Take-home_Ex03

Getting Started

The code chunk below will be used to install and load the necessary R packages to meet the data preparation, data wrangling, data analysis and visualisation needs.

pacman::p_load(jsonlite, tidygraph, ggraph, 
               visNetwork, graphlayouts, ggforce, 
               skimr, tidytext, tidyverse, caret)

Data Import

In the code chunk below, fromJSON() of jsonlite package is used to import MC3.json into R environment.

mc3_data <- fromJSON("data/MC3.json")

The output is called mc3_data. It is a large list R object.

Extracting edges

The code chunk below will be used to extract the links data.frame of mc3_data and save it as a tibble data.frame called mc3_edges.

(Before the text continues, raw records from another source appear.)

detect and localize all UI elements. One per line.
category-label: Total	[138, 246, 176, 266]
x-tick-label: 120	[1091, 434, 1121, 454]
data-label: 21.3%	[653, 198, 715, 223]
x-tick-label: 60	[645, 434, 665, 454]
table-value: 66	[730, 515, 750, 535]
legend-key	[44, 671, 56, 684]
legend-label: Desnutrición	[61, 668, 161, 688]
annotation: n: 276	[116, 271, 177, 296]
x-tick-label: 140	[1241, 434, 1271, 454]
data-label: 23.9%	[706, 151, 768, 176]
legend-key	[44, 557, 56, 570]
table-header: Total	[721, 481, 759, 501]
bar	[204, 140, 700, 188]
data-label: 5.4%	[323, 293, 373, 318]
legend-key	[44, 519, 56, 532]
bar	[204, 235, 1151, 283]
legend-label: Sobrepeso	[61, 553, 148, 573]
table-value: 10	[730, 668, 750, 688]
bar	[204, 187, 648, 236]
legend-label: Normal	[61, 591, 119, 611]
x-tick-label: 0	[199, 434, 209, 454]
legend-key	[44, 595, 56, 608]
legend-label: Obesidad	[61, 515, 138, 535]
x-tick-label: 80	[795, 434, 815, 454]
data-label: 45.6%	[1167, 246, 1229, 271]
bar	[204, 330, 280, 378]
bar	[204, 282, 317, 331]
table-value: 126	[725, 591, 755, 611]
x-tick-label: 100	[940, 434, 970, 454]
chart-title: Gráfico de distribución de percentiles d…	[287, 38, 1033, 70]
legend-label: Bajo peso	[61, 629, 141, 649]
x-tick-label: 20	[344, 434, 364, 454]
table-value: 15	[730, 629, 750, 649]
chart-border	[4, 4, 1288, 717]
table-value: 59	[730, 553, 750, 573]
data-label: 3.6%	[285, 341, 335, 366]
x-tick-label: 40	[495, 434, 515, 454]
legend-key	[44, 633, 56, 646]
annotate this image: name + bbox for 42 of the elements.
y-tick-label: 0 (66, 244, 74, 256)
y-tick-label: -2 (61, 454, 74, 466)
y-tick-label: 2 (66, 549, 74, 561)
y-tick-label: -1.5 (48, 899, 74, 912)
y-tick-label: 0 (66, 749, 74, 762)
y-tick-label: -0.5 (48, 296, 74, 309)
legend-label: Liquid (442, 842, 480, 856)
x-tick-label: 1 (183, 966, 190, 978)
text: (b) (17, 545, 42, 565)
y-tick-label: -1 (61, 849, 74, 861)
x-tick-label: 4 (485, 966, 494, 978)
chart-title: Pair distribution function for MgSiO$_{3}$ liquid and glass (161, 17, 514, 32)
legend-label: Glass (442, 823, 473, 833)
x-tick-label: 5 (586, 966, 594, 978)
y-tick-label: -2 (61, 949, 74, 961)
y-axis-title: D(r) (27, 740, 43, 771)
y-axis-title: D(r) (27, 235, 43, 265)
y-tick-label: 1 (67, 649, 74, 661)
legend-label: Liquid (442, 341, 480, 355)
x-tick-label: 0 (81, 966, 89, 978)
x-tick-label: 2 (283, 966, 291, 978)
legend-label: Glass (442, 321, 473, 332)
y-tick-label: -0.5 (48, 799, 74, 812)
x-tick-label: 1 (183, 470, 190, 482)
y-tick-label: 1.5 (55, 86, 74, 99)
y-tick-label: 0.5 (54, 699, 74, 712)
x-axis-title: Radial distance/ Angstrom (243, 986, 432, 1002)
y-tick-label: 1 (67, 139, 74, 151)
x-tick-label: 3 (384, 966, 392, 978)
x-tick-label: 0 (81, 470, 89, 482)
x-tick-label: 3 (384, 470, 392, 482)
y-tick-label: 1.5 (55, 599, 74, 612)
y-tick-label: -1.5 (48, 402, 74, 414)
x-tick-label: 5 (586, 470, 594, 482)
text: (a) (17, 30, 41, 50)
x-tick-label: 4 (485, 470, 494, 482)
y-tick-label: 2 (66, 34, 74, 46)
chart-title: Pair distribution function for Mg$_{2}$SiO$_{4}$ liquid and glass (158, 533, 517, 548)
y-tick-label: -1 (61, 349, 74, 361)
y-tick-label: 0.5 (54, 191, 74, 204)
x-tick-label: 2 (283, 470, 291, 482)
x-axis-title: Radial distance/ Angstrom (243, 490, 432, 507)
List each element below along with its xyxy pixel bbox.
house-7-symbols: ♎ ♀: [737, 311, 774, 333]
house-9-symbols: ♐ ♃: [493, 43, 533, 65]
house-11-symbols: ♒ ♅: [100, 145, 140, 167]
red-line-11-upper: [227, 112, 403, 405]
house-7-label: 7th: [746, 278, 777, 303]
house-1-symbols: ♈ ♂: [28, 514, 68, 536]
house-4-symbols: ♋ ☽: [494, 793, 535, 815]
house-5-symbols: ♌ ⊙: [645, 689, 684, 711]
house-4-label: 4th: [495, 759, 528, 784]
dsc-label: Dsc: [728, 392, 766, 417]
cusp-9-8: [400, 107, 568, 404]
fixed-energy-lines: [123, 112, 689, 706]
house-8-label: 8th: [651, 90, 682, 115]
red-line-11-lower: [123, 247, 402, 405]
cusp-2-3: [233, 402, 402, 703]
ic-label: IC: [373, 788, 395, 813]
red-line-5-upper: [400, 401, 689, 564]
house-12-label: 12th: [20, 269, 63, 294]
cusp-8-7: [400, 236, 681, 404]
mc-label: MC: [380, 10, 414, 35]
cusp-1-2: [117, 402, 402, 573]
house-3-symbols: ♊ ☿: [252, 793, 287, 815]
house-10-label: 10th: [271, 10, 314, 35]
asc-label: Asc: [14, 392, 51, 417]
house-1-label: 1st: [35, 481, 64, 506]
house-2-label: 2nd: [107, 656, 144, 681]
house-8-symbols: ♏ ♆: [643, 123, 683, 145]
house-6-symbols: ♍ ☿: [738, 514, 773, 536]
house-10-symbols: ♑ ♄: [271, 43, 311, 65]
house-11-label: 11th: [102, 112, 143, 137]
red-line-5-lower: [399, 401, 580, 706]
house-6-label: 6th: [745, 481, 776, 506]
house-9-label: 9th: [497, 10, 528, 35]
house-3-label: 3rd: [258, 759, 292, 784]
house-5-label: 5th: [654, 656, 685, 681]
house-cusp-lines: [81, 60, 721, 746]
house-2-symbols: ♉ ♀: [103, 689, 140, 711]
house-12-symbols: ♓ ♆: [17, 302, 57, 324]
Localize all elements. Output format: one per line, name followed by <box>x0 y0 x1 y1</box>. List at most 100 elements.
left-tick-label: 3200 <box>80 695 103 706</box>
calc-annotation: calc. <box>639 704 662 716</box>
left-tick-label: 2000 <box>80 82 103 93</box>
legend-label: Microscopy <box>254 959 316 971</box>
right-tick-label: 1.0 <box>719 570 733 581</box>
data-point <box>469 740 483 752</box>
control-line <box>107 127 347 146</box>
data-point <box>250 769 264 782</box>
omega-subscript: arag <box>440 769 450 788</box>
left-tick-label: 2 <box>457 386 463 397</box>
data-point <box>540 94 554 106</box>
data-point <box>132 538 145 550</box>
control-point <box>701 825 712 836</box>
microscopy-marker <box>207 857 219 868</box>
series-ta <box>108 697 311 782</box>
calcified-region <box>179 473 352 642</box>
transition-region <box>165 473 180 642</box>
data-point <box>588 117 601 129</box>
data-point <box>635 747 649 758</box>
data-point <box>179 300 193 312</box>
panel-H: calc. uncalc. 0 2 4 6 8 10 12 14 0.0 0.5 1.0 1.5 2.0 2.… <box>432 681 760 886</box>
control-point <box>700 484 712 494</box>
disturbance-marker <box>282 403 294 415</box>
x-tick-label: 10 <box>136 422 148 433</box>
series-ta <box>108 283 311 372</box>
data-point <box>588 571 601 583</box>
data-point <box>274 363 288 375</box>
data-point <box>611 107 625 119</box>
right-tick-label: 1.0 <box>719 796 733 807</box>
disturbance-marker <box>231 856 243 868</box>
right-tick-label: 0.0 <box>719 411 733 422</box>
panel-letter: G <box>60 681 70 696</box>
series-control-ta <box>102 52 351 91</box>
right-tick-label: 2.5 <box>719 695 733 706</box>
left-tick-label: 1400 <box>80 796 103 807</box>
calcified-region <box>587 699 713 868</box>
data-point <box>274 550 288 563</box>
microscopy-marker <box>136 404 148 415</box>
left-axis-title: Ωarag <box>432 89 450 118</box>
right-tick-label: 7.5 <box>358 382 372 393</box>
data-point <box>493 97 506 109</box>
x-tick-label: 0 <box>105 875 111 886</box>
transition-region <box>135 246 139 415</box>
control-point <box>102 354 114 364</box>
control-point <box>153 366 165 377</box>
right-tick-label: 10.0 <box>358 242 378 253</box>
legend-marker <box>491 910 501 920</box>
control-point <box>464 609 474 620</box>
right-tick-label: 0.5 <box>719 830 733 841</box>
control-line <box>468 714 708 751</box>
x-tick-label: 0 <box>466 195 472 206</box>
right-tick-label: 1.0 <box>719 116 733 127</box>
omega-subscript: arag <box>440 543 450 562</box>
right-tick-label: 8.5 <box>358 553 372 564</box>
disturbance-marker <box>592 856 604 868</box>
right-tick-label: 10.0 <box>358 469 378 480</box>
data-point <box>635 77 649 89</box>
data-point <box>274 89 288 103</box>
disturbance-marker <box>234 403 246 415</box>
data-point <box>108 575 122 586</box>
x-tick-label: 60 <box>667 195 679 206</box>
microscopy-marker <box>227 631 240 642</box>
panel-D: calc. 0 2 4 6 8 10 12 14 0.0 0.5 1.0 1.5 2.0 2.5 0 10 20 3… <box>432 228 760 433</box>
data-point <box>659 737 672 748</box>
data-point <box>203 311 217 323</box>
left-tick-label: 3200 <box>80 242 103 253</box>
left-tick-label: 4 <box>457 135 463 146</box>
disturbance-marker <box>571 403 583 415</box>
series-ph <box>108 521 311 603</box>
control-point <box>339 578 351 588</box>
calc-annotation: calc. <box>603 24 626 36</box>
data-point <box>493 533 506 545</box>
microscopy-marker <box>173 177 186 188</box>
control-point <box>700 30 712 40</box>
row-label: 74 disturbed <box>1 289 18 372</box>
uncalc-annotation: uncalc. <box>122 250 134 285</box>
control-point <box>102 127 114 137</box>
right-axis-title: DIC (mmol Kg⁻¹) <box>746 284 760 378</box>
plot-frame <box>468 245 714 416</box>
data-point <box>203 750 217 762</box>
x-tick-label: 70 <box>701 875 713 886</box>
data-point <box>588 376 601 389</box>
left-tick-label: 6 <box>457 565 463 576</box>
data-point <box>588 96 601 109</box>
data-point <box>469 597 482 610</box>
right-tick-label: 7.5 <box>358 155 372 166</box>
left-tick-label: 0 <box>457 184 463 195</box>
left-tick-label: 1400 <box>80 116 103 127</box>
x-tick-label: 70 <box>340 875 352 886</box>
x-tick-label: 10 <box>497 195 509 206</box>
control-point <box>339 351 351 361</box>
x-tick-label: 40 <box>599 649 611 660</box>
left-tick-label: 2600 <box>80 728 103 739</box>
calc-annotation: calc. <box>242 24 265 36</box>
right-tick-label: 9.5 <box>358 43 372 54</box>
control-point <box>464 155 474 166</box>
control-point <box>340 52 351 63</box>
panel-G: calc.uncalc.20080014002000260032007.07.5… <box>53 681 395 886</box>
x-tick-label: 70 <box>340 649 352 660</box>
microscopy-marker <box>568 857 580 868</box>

mc3_edges <- as_tibble(mc3_data$links) %>% 
  distinct() %>%
  mutate(source = as.character(source),
         target = as.character(target),
         type = as.character(type)) %>%
  group_by(source, target, type) %>%
    summarise(weights = n()) %>%
  filter(source!=target) %>%
  ungroup()
`summarise()` has grouped output by 'source', 'target'. You can override using
the `.groups` argument.

Extracting nodes

The code chunk below will be used to extract the nodes data.frame of mc3_data and save it as a tibble data.frame called mc3_nodes.

mc3_nodes <- as_tibble(mc3_data$nodes) %>%
  mutate(country = as.character(country),
         id = as.character(id),
         product_services = as.character(product_services),
         revenue_omu = as.numeric(as.character(revenue_omu)),
         type = as.character(type)) %>%
  select(id, country, type, revenue_omu, product_services)
Warning: There was 1 warning in `mutate()`.
ℹ In argument: `revenue_omu = as.numeric(as.character(revenue_omu))`.
Caused by warning:
! NAs introduced by coercion

Initial Data Exploration

Exploring the edges data frame

In the code chunk below, skim() of skimr package is used to display the summary statistics of mc3_edges tibble data frame.

skim(mc3_edges)
Data summary
Name mc3_edges
Number of rows 24036
Number of columns 4
_______________________
Column type frequency:
character 3
numeric 1
________________________
Group variables None

Variable type: character

skim_variable n_missing complete_rate min max empty n_unique whitespace
source 0 1 6 700 0 12856 0
target 0 1 6 28 0 21265 0
type 0 1 16 16 0 2 0

Variable type: numeric

skim_variable n_missing complete_rate mean sd p0 p25 p50 p75 p100 hist
weights 0 1 1 0 1 1 1 1 1 ▁▁▇▁▁

The report above reveals that there is not missing values in all fields.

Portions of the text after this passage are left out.